Twenty years ago, Metallica would release one of the most divisive and infamous records in heavy metal history with St. Anger. A record that was riddled with problems the band was dealing with. With the departure of longtime bassist Jason Newsted before recording began, along with vocalist James Hetfield going into rehab, putting the recording of the record on hold until his return, the band was in a tailspin. With Hetfield eventually returning to the band, the recording began and the band had a lot of inner struggle and frustration with the making of the record.

Documented in the making of documentary Metallica: Some Kind of Monster, the band faced frustration, dealing with a new musical direction. Gone were the need for guitar solos and a focus more on a straight forward and rawer sound. The other known thing for this album is the infamous "trash can" snare sound on drummer Lars Ulrich's drumkit.

The record opens with "Frantic", a song with a nice, raw and aggressive opening guitar riff that gets matched with the corresponding drums. With Hetfield's vocals showcasing his aggression reminiscent of classic black album Metallica. The song continues its frantic (no pun intended) playing and delivery into Hetfield's panic and frenetic shouting into the breakdown three fourths of the way through before ending the song heavy and fast that Metallica knows how to do well.

Then the title track follows with a nice thrashy guitar playing that gets your fist pumping and headbanging before the rug gets pulled out from you. Such a sharp tempo change into a more mellow calming verse section before picking back up into a thrashy chorus, almost shocking the listener. The chorus brings back that classic modern Metallica sound. Fast paced thrash-style drumming, Hetfield belting from the heart and matching guitars, the song brings you back and keeps you going, especially with Hetfield's belting "fuck it all and fucking no regrets". Closing the track out with its opening riff and bringing the track to an end with a furious thud.

"Some Kind of Monster" is a unique song with elements of the modern Metallica sound but with intriguing dynamics. Starting with a gritty, almost bluesy guitar section and then fusing into an almost stoner/doom metal tone to the track when the drums kick in, reminiscent of bands like Electric Wizard. Then picking back up into a fast-paced d-beat style thrash drumming before going back into the same stoner/doom sound. Definitely a slow headbanger and gives off an almost progressive version of Metallica, which I actually kind of like. When the drums pick up and Hetfield's belting out his vocals, Ulrich's isolated drumming in-between the guitars is nice before leading into the chorus.

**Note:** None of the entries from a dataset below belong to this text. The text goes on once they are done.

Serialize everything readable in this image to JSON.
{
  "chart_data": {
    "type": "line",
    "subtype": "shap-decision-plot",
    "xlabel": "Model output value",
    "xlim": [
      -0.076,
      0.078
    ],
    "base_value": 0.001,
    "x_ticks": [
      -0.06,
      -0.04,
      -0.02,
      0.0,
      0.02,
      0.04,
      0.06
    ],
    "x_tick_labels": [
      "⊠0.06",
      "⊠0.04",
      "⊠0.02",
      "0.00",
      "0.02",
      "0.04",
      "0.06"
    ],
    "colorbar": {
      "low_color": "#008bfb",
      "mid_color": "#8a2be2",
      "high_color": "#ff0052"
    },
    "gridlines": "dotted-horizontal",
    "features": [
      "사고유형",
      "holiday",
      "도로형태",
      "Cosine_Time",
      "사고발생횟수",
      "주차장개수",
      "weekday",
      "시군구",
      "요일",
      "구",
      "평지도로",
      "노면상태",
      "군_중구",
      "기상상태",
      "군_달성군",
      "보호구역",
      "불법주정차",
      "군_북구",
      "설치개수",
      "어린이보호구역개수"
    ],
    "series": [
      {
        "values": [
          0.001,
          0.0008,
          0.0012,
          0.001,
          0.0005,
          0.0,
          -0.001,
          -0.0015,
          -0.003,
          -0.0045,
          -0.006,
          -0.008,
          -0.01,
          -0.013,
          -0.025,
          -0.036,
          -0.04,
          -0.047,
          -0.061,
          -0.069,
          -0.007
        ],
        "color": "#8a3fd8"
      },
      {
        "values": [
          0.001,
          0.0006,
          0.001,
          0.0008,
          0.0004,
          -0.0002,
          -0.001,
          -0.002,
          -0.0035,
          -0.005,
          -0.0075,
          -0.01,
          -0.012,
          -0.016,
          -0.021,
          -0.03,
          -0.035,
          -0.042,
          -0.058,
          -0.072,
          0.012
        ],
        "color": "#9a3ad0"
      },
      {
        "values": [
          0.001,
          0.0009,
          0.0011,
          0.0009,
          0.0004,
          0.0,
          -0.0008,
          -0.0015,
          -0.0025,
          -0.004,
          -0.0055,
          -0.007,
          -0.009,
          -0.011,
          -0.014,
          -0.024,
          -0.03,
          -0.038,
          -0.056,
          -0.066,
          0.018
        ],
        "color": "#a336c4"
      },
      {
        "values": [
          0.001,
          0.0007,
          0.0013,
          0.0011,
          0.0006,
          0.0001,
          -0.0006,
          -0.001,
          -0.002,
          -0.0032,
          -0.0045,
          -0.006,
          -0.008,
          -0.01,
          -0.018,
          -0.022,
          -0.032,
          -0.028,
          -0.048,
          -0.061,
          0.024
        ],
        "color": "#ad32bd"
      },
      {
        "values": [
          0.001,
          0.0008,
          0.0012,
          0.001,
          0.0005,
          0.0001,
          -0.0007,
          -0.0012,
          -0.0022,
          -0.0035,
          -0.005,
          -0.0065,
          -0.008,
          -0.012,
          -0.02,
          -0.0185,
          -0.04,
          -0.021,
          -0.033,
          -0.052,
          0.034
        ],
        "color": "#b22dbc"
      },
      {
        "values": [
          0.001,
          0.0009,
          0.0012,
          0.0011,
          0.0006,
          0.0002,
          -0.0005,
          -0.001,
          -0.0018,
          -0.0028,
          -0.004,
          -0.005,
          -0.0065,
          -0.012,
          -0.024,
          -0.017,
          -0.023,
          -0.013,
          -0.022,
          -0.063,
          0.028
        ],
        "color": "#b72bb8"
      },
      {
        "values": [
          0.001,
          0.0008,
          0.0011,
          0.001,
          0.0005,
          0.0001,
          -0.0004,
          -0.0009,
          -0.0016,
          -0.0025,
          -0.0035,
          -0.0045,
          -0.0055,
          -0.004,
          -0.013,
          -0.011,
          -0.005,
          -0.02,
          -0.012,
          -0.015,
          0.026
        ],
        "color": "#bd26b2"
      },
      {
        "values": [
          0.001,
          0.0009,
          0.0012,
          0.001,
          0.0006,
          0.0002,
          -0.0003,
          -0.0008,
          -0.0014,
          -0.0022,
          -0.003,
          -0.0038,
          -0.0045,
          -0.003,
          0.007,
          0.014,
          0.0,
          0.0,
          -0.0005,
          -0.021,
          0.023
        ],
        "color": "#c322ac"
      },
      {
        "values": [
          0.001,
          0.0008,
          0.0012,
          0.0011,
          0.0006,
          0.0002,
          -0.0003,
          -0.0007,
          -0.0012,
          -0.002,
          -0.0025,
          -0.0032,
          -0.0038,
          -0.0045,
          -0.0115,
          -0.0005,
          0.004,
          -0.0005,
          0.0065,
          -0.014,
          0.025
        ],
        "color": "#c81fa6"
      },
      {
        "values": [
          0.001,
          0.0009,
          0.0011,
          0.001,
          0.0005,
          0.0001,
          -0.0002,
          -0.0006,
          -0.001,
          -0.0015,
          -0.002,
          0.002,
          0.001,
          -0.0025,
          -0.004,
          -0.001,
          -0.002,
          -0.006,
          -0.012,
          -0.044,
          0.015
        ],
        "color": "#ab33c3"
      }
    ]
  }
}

"Dirty Window" showcases the iconic "trash can" drum sound with another gritty opening riff into frenetic drum playing, almost sludge metal guitars over thrash drums. The beat randomly slows down and speeds up with impressive syncopation. A unique track of gritty, down-tuned sludgy riffing and playing which I like a lot and fits Hetfield's vocals when he's singing. The somber vocal sections show he doesn't have to scream or shout to get emotion across. One of the fast paced and shortest songs on the album.

"Invisible Kid" continue that raw aggression that the band aimed for on this record. Hetfield continues his more somber vocals on the track, conveying emotion adding to an almost nu-metal guitar riff. Songs like "My World" continue the sludgier sound of "Dirty Window" that works for the band in my opinion. "Sweet Amber" starts with another great opening riff from the band into the fast paced drumming of Ulrich. Vocals and guitar playing almost give off a bluesy/southern feel to the song, almost like a thrashier version of Clutch. Hetfield brings an eerie and aggressive tone to his voice on the delivery of the song's title and attitude.

Did St. Anger deserve all the hate and infamy? At the time of the release, it was a different Metallica at that time. The band went through struggles, musical direction, and emotion and it shows on the record as well as in the documentary about the making of the album. It's not Master of Puppets, and it's definitely not Lulu, but looking back at it and re-listening to it, it's a decent record. It has some good songs on it and kudos to Metallica for trying something different and not being afraid of what fans might think of the record. It might just be a good record the more you listen to it, if you can get over the trash can snare sound. It might not be the Metallica you grew up on, nor the Metallica that it is now. But looking back at it, I don't think we would have gotten a good follow up record like Death Magnetic without going through the hardship and turmoil that the band gave us on St. Anger. I recommend you giving it a re-listen and you might be surprised on how you stand on the record almost 20 years later.